Community-focused energy demand forecasting
Researchers are Dr. Zhang, Dr. Wang, Dr. Shi, Dr. Spangler, and Dr. Cui.
This task is dedicated to developing community-level load forecasting models. Utilizing historical energy usage data from utility billing systems and additional insights from the American Time Use Survey, we will create predictive models for community-level energy demand employing recurrent neural networks (RNNs).
AI-powered spatial-temporal renewable forecasting.
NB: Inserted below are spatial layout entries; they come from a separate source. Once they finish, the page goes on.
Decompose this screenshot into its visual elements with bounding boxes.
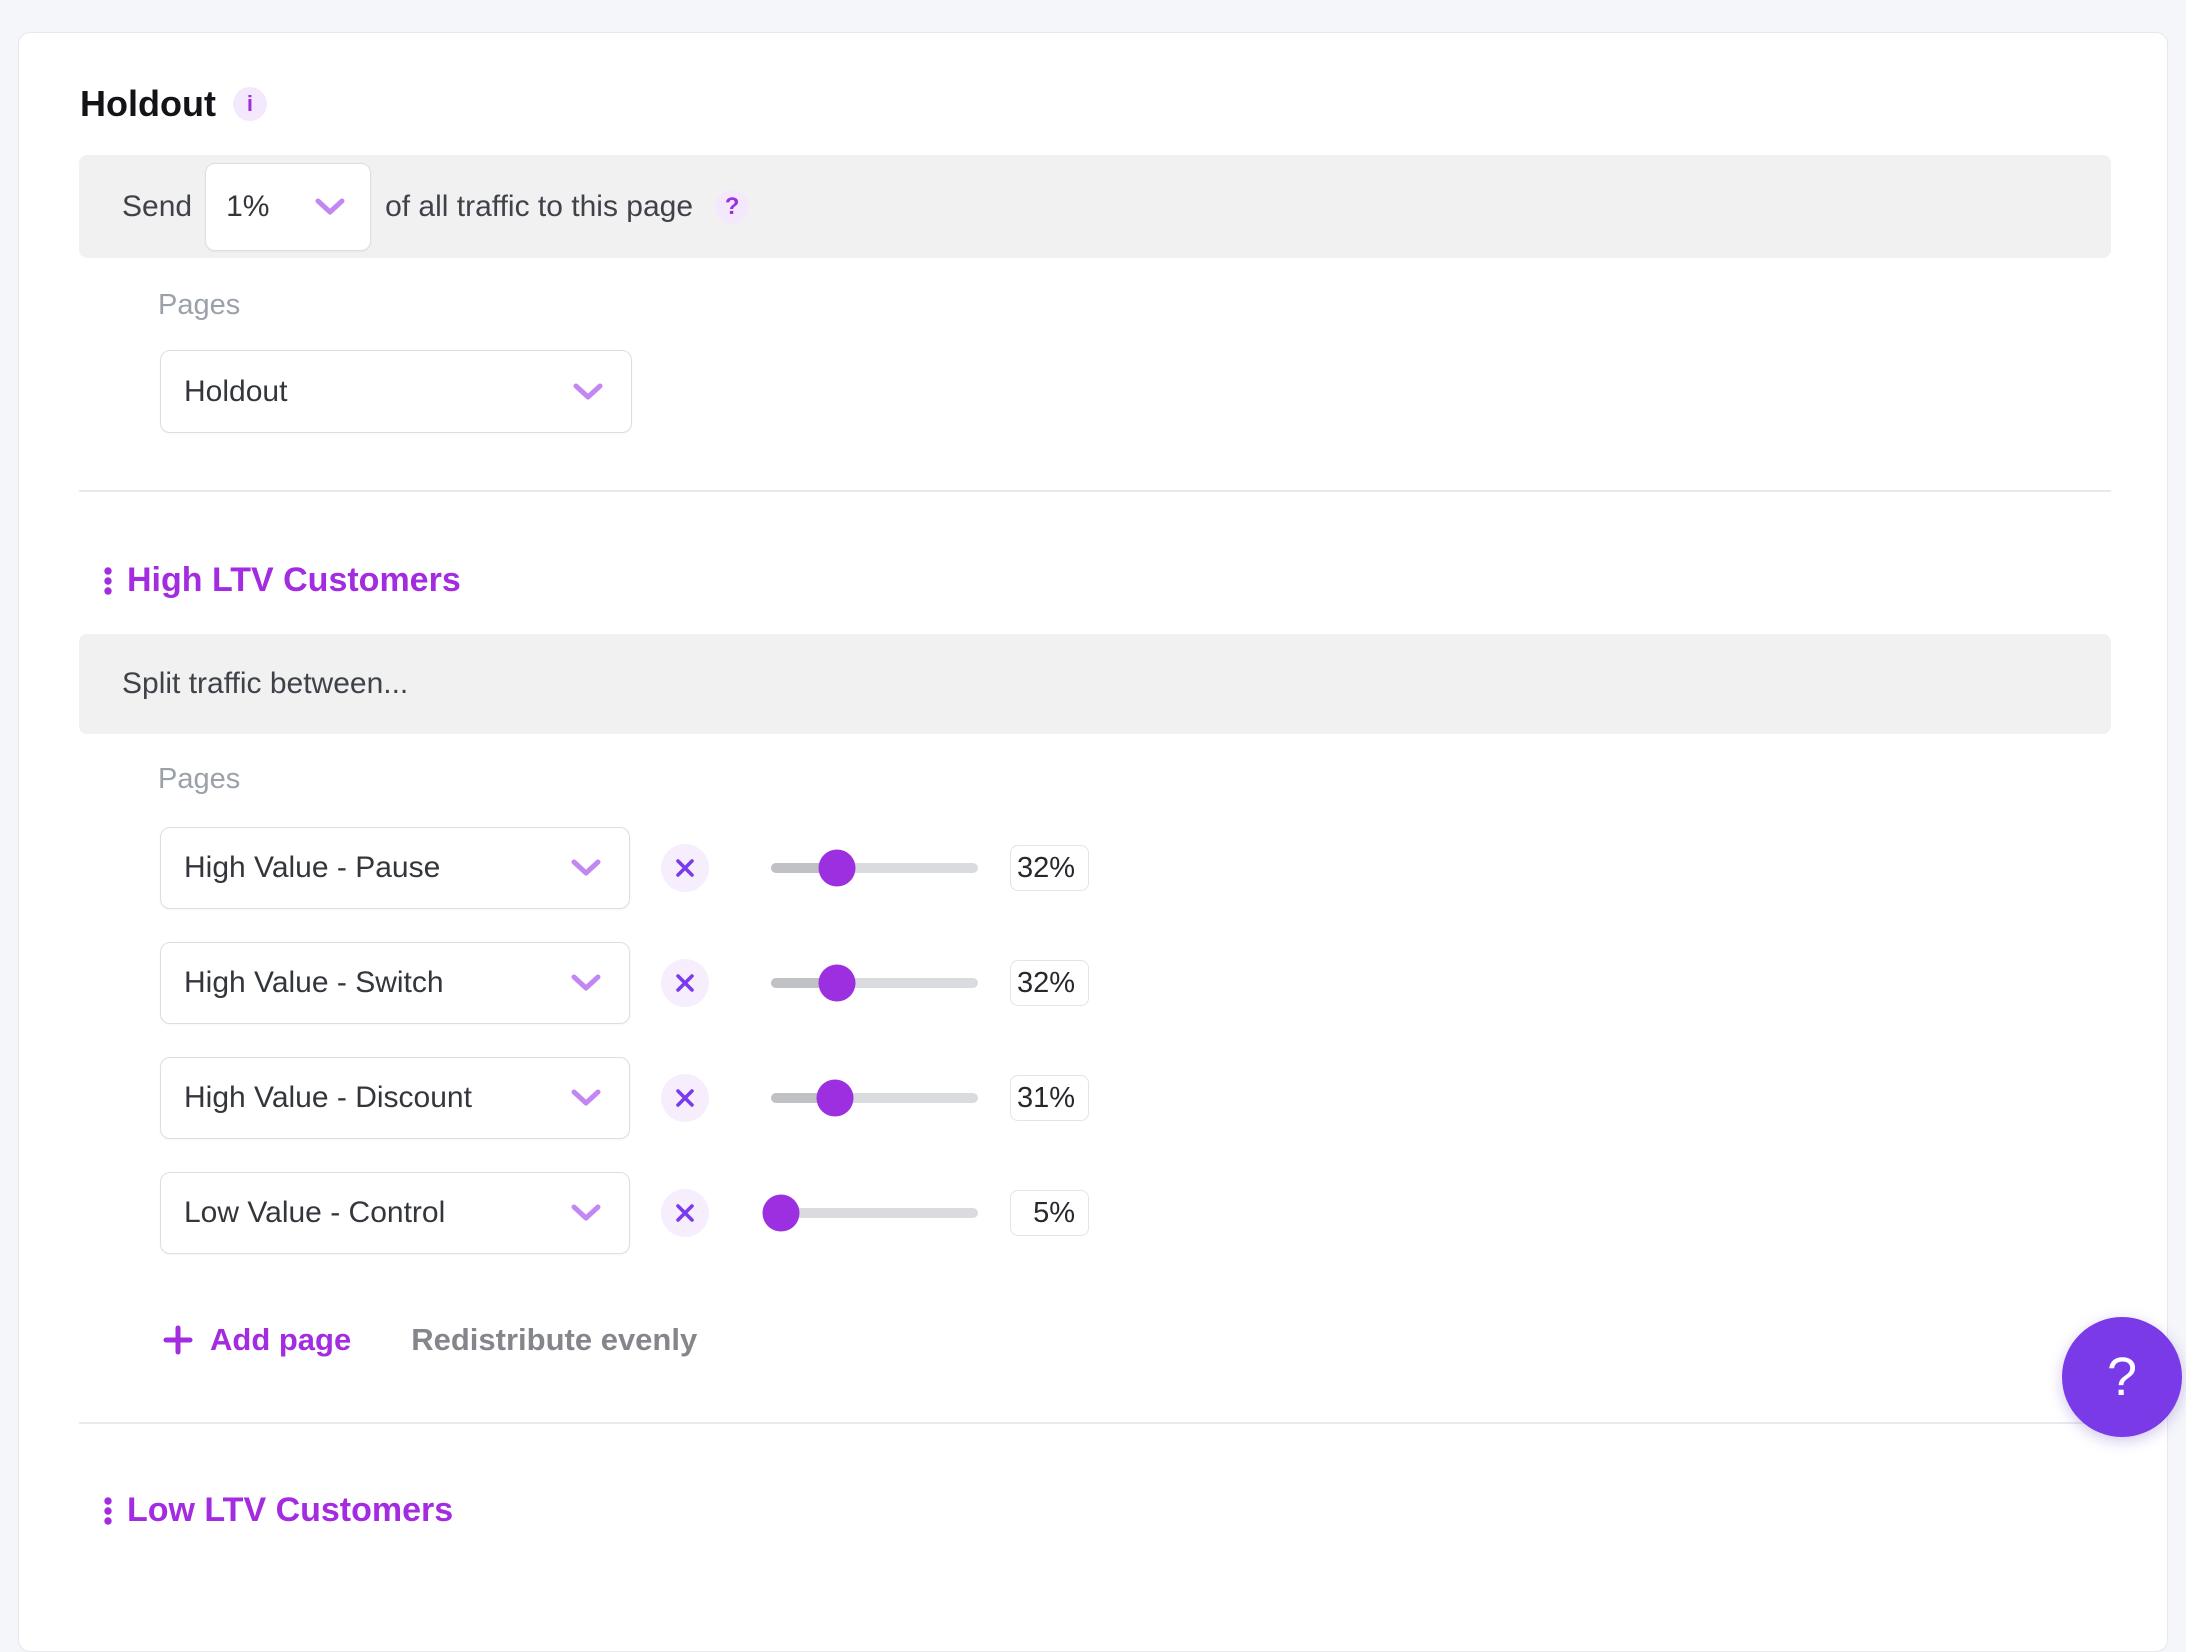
slider-thumb[interactable] xyxy=(763,1195,800,1232)
holdout-traffic-band: Send 1% of all traffic to this page ? xyxy=(79,155,2111,258)
close-icon xyxy=(674,972,696,994)
page-select-value: Low Value - Control xyxy=(184,1196,445,1230)
percent-value: 31% xyxy=(1017,1082,1075,1115)
chevron-down-icon xyxy=(573,383,603,401)
split-traffic-band: Split traffic between... xyxy=(79,634,2111,734)
info-icon[interactable]: i xyxy=(233,87,267,121)
percent-value: 5% xyxy=(1033,1197,1075,1230)
experiment-card: Holdout i Send 1% of all traffic to this… xyxy=(18,32,2168,1652)
traffic-suffix-label: of all traffic to this page xyxy=(385,190,693,224)
drag-handle-icon[interactable] xyxy=(103,1496,113,1526)
percent-value: 32% xyxy=(1017,852,1075,885)
percent-value: 32% xyxy=(1017,967,1075,1000)
remove-page-button[interactable] xyxy=(661,959,709,1007)
pages-label-split: Pages xyxy=(158,763,240,796)
close-icon xyxy=(674,857,696,879)
slider-thumb[interactable] xyxy=(819,850,856,887)
page-select[interactable]: Low Value - Control xyxy=(160,1172,630,1254)
page-row: High Value - Pause 32% xyxy=(160,827,2111,909)
percent-input[interactable]: 32% xyxy=(1010,845,1089,891)
page-select-value: High Value - Discount xyxy=(184,1081,472,1115)
chevron-down-icon xyxy=(571,859,601,877)
section-divider xyxy=(79,490,2111,492)
page-select[interactable]: High Value - Switch xyxy=(160,942,630,1024)
split-traffic-label: Split traffic between... xyxy=(122,667,408,701)
traffic-slider[interactable] xyxy=(771,1193,978,1233)
traffic-percent-select[interactable]: 1% xyxy=(205,163,371,251)
help-fab-button[interactable]: ? xyxy=(2062,1317,2182,1437)
holdout-page-select-value: Holdout xyxy=(184,375,287,409)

Researchers are Dr. Shi, Dr. Junod, Dr. Zhang, Dr. Dadgostari, and Dr. Hu.
This task focuses on advancing the adaptivity and accuracy of renewable energy forecasting within the digital twin, a critical aspect for sustainable energy planning and operation. The task addresses the integration of long-term climate changes and weather extremes into the behavior modeling of energy prosumers.
High-fidelity future scenario generation.
Researchers are Dr. Zhang, Dr. Cui, Dr. Shanahan, Dr. Shi, Dr. Spangler.
This task focuses on creating high-fidelity power system operating scenarios, particularly under extreme weather conditions, to enhance the digital twin’s predictive capabilities.
Development of an integrated climate-energy-community digital twin platform.
Researchers are Dr. Cui, Dr. Zhang, Dr. Shi, Dr. Wang, Dr. Hu, Dr. Han, Dr. Sullivan, and Dr. Christy.
This task aims to create an AI-driven digital twin framework that transcends mere power systems replication to encompass the entire climate-energy-community nexus. By integrating physical power system models with state-of-the-art climate solution simulators like En-ROADS and the C-ROADS climate policy model, the framework will be capable of conducting comprehensive simulations.